For more information, see the guide 'Using XGBoost External Memory Version': https://xgboost.readthedocs.io/en/stable/tutorials/external_memory.html

Usage

xgb.QuantileDMatrix.from_iterator(
  data_iterator,
  missing = NA,
  nthread = NULL,
  ref = NULL,
  max_bin = NULL
)

Arguments

data_iterator

A data iterator structure as returned by xgb.DataIter(), which includes an environment shared between function calls, and functions to access the data in batches on-demand.

missing

A float value to represents missing values in data.

Note that, while functions like xgb.DMatrix() can take a generic NA and interpret it correctly for different types like numeric and integer, if an NA value is passed here, it will not be adapted for different input types.
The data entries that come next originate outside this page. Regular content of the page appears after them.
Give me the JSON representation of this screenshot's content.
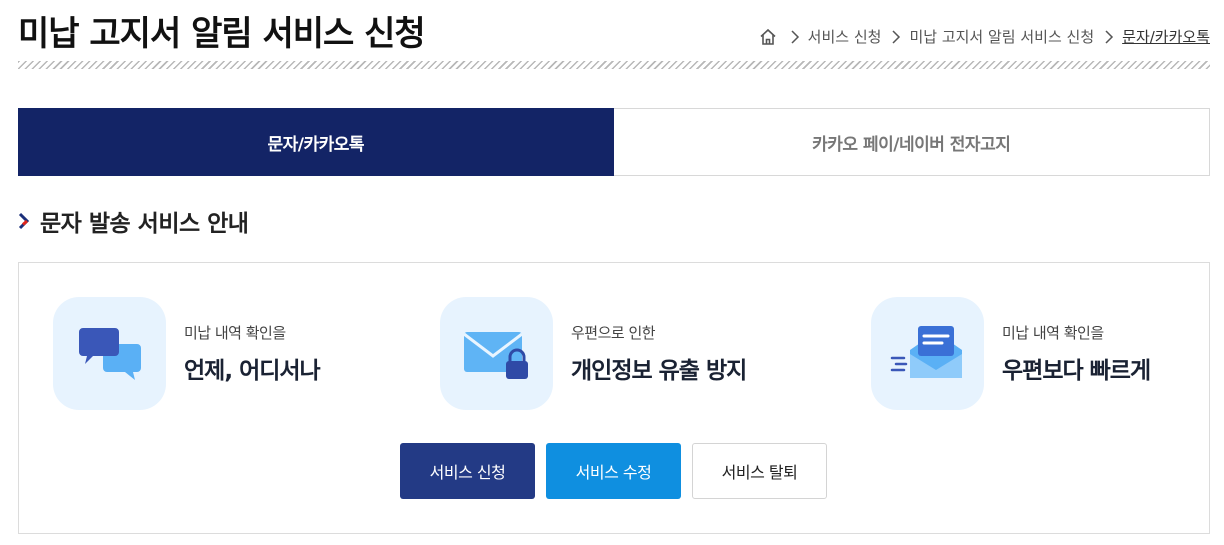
{
  "header": {
    "title": "미납 고지서 알림 서비스 신청",
    "breadcrumb": [
      {
        "icon": "home-icon"
      },
      {
        "label": "서비스 신청"
      },
      {
        "label": "미납 고지서 알림 서비스 신청"
      },
      {
        "label": "문자/카카오톡",
        "current": true
      }
    ]
  },
  "tabs": [
    {
      "label": "문자/카카오톡",
      "active": true
    },
    {
      "label": "카카오 페이/네이버 전자고지",
      "active": false
    }
  ],
  "section": {
    "title": "문자 발송 서비스 안내",
    "features": [
      {
        "icon": "chat-bubbles-icon",
        "sub": "미납 내역 확인을",
        "main": "언제, 어디서나"
      },
      {
        "icon": "locked-envelope-icon",
        "sub": "우편으로 인한",
        "main": "개인정보 유출 방지"
      },
      {
        "icon": "fast-mail-icon",
        "sub": "미납 내역 확인을",
        "main": "우편보다 빠르게"
      }
    ]
  },
  "buttons": {
    "apply": "서비스 신청",
    "modify": "서비스 수정",
    "withdraw": "서비스 탈퇴"
  },
  "colors": {
    "active_tab": "#132466",
    "apply_button": "#233a85",
    "modify_button": "#0f8fe0",
    "icon_background": "#e7f3fe"
  }
}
For example, in R integer types, missing values are represented by integer number -2147483648 (since machine 'integer' types do not have an inherent 'NA' value) - hence, if one passes NA, which is interpreted as a floating-point NaN by xgb.ExtMemDMatrix() and by xgb.QuantileDMatrix.from_iterator(), these integer missing values will not be treated as missing. This should not pose any problem for numeric types, since they do have an inheret NaN value.

nthread

Number of threads used for creating DMatrix.

ref

The training dataset that provides quantile information, needed when creating validation/test dataset with xgb.QuantileDMatrix(). Supplying the training DMatrix as a reference means that the same quantisation applied to the training data is applied to the validation/test data

max_bin

The number of histogram bin, should be consistent with the training parameter max_bin.

This is only supported when constructing a QuantileDMatrix.

Value

An 'xgb.DMatrix' object, with subclass 'xgb.QuantileDMatrix'.